In arrivo l’obbligo di iscrizione all’albo dei conservatori accreditati

07/04/2014
di Leonardo

L’articolo 44-bis del Codice dell’Amministrazione Digitale (CAD) obbliga le imprese che erogano servizi di conservazione dei documenti informatici e di certificazione dei relativi processi anche per conto di terzi ed intendono conseguire il riconoscimento del possesso dei requisiti del livello più elevato, in termini di qualità e di sicurezza, a richiedere l’accreditamento presso DigitPA (ora Agenzia per l’Italia Digitale (AgID)). Entro luglio, come indicato dalla Dott.ssa Mariapia Giovannini, responsabile AgID del particolare processo, verrà istituito l’albo dei conservatori accreditati. L’iscrizione all’albo certificherà, di fatto, la conformità dei processi di conservazione realizzati ed adottati, e permetterà alle aziende iscritte di fornire servizi in via esclusiva alle pubbliche amministrazioni ed essere riconosciute come tali anche a livello europeo.231_23835689_xxl

La richiesta di iscrizione può sin da ora essere presentata da coloro che sono interessati. Per iscriversi ci si dovrà adeguare al rigido disciplinare che sarà reso disponibile nei prossimi giorni sul sito dell’AgID e che imporrà ai conservatori il rispetto delle nuove regole tecniche contenute nel DPCM del 3 dicembre 2013, pubblicato sulla Gazzetta Ufficiale del 12 marzo scorso.

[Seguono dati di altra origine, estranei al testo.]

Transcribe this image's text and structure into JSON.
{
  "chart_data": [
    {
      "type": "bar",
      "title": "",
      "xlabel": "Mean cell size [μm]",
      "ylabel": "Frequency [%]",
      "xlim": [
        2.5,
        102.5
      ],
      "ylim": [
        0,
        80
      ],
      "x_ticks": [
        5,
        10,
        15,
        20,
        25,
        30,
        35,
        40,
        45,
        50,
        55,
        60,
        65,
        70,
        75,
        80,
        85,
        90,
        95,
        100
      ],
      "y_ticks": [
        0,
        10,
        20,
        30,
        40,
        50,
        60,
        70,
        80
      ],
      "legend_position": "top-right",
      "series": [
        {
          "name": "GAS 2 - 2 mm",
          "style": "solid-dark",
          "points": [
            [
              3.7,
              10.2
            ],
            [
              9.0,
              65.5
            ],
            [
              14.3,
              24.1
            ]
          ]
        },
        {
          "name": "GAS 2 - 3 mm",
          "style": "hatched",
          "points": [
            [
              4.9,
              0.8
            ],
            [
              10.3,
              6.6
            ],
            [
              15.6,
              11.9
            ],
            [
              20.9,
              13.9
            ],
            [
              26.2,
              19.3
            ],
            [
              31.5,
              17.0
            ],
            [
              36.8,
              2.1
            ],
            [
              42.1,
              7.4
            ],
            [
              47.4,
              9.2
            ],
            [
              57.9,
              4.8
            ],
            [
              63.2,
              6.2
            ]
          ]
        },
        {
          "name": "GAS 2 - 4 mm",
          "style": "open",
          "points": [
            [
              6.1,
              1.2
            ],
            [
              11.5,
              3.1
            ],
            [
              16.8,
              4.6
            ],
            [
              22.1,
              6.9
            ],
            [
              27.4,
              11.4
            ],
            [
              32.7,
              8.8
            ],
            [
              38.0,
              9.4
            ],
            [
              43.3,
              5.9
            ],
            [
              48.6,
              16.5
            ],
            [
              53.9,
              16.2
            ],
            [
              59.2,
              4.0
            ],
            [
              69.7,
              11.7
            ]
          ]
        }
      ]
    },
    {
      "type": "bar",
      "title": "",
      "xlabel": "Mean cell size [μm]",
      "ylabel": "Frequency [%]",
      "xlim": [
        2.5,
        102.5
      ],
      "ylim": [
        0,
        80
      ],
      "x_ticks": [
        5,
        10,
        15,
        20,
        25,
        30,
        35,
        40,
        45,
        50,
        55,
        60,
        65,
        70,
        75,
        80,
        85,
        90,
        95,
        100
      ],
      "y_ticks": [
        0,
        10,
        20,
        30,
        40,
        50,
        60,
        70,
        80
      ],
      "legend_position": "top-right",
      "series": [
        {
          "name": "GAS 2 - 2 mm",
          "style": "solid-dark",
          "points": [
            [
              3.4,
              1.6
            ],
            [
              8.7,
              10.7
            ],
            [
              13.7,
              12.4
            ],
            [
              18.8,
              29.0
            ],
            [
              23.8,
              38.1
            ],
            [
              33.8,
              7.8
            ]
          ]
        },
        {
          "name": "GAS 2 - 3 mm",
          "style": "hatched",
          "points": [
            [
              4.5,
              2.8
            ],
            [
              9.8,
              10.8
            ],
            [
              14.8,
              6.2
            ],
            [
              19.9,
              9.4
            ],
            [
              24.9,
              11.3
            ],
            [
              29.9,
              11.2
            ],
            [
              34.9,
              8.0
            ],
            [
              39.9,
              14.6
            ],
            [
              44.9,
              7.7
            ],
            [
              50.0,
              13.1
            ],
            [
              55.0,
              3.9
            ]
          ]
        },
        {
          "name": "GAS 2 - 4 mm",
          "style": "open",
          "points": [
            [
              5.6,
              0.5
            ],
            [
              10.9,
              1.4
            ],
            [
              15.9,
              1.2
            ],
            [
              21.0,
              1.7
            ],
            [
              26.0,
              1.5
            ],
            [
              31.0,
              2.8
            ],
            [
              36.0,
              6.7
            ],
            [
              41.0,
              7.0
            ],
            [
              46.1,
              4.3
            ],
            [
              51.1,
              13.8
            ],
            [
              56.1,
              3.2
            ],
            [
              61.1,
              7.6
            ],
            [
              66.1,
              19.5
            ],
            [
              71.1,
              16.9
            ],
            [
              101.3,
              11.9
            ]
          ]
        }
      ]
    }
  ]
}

Possono presentare la richiesta di iscrizione all’albo solo soggetti dotati di requisiti di qualità e sicurezza di livello tale da potere svolgere attività di conservazione. Inoltre, per essere iscritti all’albo occorre essere in grado di certificare la correttezza dei relativi processi anche quando non direttamente realizzati. Secondo l’art. 44-bis del CAD, inoltre, i soggetti privati devono costituirsi in società di capitali e dotarsi di un capitale sociale non inferiore a 200mila euro.

In ogni caso, i conservatori devono dimostrare di possedere l’affidabilità organizzativa, tecnica e finanziaria necessaria per svolgere attività di conservazione. In particolare, gli stessi devono dimostrare di possedere un organico esperto, che goda di conoscenze specifiche dei servizi forniti (possesso di specifici percorsi di studio universitario) ed esperienza, e che sia in grado di rispettare le norme del CAD e le relative regole tecniche. Questo perché si è in presenza non tanto e non solo di un processo informatico di acquisizione e mantenimento nel tempo di dati, documenti e informazioni a pieno valore legale, ma di un più complesso ed articolato sistema di conservazione.

Inoltre, alle aziende che vogliono iscriversi all’albo è richiesta la certificazione ISO 27001, nonché la redazione di un apposito documento relativo ai requisiti di qualità e sicurezza, da pubblicare sul sito.

In sintesi, tutti i soggetti, dunque, che intendessero procedere alla richiesta per ottenere l’iscrizione all’albo dei conservatori accreditati presso l´AgID dovranno provvedere a integrare la documentazione eventualmente già presentata con gli ulteriori requisiti imposti e che verranno imposti a breve, come peraltro già previsto dalla Circolare di DigitPA (ora AgID) 29 dicembre 2011, n. 59.

La PA avrà quindi la possibilità di realizzare i propri sistemi di conservazione all’interno della propria struttura organizzativa oppure esternalizzare il processo. Qualora decidesse l’esternalizzazione, la stessa può essere affidata solo a conservatori accreditati e iscritti all’albo.